Suddenly the sparkling Lockhart, Gilderoy appeared in a shimmering cloud of lilac and his hair immediately rebelled against his Super-Strength Hair Gel: Titanium Style.
"My Hair!"
"Shut up you! By the way who are you, anyways?"
"You've never heard of me?! I'm-"
Weasley, Ron; Potter, Harry and Granger, Hermione all landed directly on top of Lockhart, at that moment, in that order.
"Ow! Where are w- VOLDEMORT! So this is all your doing!"
"POTTER...so you helped Wormtail with this trip!"
"My hair!' Lockhart shouted from beneath the trio.
"Shut up, Girly-man!"
"Wait...You didn't do this?" Hermione said getting off of Harry, who didn't seem like he was going anywhere until he got some answers. Poor Ron.
"No, I was catching up on some plotting since its been delayed because of the annual Death Eater Family Picnic and Barbeque. Then the next thing I know, I'm here. Then that idiot showed up" said Voldemort pointing at Gilderoy.

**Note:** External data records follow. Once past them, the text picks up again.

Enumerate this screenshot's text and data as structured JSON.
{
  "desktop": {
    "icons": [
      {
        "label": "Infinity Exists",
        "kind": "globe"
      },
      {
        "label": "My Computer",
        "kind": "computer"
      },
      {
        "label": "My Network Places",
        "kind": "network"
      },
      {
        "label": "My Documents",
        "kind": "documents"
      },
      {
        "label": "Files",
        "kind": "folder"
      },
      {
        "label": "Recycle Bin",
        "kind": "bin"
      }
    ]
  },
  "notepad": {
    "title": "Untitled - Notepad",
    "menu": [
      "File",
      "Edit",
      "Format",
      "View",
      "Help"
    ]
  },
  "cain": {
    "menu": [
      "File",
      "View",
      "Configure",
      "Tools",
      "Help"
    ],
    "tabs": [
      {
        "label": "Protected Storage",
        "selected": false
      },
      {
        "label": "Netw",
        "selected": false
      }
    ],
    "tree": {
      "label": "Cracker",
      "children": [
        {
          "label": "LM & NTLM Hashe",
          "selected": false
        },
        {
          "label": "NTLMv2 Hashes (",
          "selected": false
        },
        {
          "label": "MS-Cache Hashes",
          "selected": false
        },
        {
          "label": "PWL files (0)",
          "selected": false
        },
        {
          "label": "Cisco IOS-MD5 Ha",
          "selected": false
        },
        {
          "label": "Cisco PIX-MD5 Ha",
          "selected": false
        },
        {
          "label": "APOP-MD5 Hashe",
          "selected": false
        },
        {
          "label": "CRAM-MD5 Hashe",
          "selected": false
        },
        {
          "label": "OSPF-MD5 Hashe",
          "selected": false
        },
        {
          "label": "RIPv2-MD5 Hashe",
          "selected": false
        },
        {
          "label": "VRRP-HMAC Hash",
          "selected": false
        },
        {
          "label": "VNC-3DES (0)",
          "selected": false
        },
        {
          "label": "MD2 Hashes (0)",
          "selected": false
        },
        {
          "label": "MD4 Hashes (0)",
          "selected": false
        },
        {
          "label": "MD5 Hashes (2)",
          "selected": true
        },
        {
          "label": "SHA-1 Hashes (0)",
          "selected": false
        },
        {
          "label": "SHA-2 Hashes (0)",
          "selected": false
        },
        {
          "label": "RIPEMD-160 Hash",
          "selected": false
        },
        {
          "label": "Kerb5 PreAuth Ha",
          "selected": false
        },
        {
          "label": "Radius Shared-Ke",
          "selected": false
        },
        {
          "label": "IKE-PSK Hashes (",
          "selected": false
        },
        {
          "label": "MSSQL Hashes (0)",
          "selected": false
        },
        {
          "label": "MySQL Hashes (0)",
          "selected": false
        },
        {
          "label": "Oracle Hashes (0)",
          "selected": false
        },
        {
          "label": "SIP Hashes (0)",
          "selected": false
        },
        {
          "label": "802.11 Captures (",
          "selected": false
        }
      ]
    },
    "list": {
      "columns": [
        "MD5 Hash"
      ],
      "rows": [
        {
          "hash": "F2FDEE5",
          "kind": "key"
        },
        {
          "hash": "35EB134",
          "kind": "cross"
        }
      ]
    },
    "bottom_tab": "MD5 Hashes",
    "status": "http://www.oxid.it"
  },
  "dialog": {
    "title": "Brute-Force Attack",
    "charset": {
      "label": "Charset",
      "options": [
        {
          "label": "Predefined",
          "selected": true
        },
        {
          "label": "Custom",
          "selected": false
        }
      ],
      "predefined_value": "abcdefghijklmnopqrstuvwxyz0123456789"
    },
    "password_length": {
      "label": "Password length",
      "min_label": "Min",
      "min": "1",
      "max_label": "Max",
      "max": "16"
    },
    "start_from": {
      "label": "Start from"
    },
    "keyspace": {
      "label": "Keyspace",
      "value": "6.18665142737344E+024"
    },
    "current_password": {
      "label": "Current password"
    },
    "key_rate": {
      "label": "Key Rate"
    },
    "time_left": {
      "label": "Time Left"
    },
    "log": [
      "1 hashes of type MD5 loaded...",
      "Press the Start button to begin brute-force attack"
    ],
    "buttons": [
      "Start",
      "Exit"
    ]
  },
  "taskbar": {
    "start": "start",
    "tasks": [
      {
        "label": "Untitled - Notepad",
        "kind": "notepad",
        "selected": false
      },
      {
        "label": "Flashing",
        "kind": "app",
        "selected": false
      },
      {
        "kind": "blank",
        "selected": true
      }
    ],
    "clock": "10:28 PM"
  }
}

"You just don't care because you don't have any hair."
"Didn't I tell you to Shut Up!"

In the mean time Harry had gotten off of Ron, when Malfoy, Lucius and Malfoy, Draco fell from the sky and landed on poor Ronald Weasley. Now by this time Gilderoy was quite unconscious and Ron was pretty sure his spleen had been squished.
"Umm, what are spleens used for?"
"Ahhh! It's the Weasel!"
"Silence Draco!"
"So this is all YOUR doing, Malfoy's!"
Hermione just rolled her eyes, "Harry...be quiet."
"Ah, Lucius my dear associate, would you care to explain what's going on."
"Well, my Lord, I haven't the slightest idea," said Lucius dusting himself off as he got up off of Ron. Draco had already done this and was standing near Voldemort.
"Finally..." said Ron as he attempted to get up off of Lockhart but failed because out of nowhere Lupin, Remus and Black, Sirius fell on top of him.
"I told you not to do that but NOOOOOOOOOO, you just wouldn't listen. You just had to do it anyways because its you and you just can't resist the temptation of not knowing what would of happened if you hadn't done it. And now look what happened to you were in the middle of the Sahara Desert with-Oh hello..." said Remus finally noticing everyone staring at him.
"So, its YOUR fault we're all here isn't!?"
"Harry, will you Shut Up!" screamed Hermione
"Its nice to see you too, Harry" said Sirius, he then looked down to see what he was sitting on and noticed that it was an unconscious Ron and Lockhart "What happened to them?"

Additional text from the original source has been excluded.